Coordinator is an obvious chairing role – indeed ‘chairman’ was the term Belbin used for this role in his original (1981) list. Resource investigator, team worker and shaper would also be appropriate roles for a team leader. In the case study, Marek didn’t always exhibit expertise in all these roles and, inevitably, not all team leaders or chairs of meeting are comfortable in all these roles. Indeed, they may not have had relevant training to meet the demands of the role.

The missing roles at the meeting perhaps included a monitor–evaluator, completer–finisher and implementer. The case study implies that Kai, who was not present at the meeting, was a specialist in volunteer issues.

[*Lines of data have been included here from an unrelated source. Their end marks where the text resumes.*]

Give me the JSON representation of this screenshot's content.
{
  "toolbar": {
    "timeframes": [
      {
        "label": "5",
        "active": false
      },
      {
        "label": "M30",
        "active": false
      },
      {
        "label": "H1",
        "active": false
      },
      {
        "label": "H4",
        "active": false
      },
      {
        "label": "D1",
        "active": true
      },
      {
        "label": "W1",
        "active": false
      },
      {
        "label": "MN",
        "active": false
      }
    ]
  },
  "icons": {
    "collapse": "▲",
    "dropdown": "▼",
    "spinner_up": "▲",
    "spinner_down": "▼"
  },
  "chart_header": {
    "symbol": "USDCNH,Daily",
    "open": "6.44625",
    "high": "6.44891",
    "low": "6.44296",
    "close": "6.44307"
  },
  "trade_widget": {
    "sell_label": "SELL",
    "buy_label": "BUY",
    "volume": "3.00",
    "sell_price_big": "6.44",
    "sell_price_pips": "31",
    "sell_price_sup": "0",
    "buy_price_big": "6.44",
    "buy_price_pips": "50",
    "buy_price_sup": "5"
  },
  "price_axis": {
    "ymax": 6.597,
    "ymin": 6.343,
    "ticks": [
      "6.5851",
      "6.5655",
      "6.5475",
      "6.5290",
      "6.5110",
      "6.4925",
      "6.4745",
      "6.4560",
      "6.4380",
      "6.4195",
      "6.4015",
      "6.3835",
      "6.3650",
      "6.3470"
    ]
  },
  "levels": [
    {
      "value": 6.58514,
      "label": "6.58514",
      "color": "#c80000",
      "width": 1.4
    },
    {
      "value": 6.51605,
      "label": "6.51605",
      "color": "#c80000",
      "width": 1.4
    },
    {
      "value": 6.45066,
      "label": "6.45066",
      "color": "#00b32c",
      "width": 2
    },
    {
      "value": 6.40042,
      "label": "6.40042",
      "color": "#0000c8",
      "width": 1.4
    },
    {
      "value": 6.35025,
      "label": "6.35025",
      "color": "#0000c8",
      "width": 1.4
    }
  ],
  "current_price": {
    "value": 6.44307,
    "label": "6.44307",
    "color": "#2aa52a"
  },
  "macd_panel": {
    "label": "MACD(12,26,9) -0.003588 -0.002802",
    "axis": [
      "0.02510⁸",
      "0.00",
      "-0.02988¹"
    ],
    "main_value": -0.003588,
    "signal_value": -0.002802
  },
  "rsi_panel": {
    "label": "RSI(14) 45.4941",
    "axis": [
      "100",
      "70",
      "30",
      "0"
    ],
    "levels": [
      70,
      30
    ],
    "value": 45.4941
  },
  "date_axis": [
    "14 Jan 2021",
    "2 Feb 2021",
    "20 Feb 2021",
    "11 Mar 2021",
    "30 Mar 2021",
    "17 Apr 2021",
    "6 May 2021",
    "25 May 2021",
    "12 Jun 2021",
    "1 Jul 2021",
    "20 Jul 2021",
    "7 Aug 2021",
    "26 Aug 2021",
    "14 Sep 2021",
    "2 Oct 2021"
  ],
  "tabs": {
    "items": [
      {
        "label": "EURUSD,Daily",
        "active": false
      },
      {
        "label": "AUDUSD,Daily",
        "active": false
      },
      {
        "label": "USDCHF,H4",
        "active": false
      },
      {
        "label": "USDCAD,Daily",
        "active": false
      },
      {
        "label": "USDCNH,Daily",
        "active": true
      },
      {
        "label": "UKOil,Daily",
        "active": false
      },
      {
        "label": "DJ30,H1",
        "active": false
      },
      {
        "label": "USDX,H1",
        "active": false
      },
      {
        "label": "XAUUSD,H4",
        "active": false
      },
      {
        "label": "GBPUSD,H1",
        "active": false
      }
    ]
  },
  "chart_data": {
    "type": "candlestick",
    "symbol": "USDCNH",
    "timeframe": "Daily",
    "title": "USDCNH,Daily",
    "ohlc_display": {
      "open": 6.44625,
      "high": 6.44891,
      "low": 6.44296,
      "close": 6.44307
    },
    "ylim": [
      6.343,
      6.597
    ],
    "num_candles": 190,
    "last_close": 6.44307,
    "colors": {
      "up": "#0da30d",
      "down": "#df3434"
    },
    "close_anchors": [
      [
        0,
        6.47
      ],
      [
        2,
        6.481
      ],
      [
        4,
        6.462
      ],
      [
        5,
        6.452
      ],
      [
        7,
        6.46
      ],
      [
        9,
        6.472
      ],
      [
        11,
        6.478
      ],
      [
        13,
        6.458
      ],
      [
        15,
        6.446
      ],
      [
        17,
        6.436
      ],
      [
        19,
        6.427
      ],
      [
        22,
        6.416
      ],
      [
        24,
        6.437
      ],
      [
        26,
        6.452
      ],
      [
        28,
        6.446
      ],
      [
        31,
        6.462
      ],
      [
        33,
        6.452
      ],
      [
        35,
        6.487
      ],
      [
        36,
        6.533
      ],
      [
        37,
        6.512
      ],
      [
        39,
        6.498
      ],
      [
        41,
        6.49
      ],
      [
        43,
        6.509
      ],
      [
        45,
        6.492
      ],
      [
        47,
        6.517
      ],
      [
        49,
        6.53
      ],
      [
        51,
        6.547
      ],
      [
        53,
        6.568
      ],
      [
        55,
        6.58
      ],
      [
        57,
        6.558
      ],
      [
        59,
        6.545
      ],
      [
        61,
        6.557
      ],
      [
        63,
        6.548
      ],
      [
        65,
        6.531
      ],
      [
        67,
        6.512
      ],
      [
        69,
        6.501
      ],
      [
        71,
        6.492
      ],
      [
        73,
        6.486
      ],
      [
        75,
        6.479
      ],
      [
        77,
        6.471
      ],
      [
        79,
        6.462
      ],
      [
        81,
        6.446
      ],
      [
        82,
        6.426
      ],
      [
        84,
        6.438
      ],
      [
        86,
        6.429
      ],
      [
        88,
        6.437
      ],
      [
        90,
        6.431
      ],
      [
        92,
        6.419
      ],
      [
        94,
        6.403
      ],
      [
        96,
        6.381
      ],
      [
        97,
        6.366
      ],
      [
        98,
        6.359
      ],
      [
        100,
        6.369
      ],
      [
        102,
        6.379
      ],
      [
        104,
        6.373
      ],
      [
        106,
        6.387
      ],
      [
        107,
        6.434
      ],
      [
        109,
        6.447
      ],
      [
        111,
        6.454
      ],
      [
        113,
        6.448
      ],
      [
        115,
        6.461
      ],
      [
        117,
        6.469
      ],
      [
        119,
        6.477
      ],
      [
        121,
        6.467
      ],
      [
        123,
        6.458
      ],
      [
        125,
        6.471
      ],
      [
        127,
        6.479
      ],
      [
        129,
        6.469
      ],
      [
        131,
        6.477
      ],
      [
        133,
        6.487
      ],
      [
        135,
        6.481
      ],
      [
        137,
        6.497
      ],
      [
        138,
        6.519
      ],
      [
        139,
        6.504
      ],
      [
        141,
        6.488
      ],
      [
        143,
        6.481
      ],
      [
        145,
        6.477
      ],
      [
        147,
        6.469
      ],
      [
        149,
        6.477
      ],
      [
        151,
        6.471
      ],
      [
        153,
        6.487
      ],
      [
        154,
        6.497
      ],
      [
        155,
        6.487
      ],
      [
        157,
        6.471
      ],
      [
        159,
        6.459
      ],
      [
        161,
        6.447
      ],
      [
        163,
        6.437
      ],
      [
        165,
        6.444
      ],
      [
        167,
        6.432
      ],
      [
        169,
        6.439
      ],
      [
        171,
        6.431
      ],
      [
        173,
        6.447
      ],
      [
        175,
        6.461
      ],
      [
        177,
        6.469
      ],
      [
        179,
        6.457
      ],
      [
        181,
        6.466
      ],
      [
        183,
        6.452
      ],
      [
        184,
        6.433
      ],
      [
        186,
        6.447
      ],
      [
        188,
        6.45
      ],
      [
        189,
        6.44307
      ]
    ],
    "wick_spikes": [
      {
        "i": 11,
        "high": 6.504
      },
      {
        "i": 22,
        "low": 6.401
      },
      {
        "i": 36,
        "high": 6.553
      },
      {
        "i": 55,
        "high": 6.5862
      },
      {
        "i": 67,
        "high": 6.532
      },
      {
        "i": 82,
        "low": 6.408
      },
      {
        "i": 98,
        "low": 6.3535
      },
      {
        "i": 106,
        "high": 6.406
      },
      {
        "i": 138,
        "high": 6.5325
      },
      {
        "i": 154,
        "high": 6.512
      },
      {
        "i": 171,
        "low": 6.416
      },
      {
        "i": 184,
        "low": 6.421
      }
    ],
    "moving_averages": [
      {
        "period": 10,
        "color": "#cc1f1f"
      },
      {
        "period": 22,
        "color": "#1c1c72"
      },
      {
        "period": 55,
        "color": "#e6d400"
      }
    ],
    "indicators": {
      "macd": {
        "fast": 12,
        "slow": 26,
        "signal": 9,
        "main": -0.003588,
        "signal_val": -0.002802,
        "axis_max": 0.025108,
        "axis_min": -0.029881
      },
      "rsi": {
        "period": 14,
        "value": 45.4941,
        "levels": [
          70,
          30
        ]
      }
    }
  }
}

Other members can do much to improve the effectiveness of the meeting by quietly taking on one or more of the missing roles. Perhaps a timekeeper is needed. Someone else could focus on keeping other team members motivated by both summarising progress and commenting on the usefulness of particular contributions. Someone could also take on the completer–finisher role if discussion moves on without necessary actions being agreed.

A team is more than a set of individuals with the appropriate skills. People bring to teams not only their knowledge and skills, but also their personal attributes and the ways in which they behave, contribute and relate to others.

A popular idea is that these individual characteristics should be taken into account when constructing teams. A person who is known to be confident and enthusiastic is likely to behave in the same way when he or she joins a team. However, if all team members behave in the same way, then not only is conflict likely but the quality of the task is also likely to suffer.

The weakness of Belbin’s framework is that people’s behaviour and interpersonal styles are influenced by context: that is, the other people in the team, their relationships with them and by the tasks to be performed.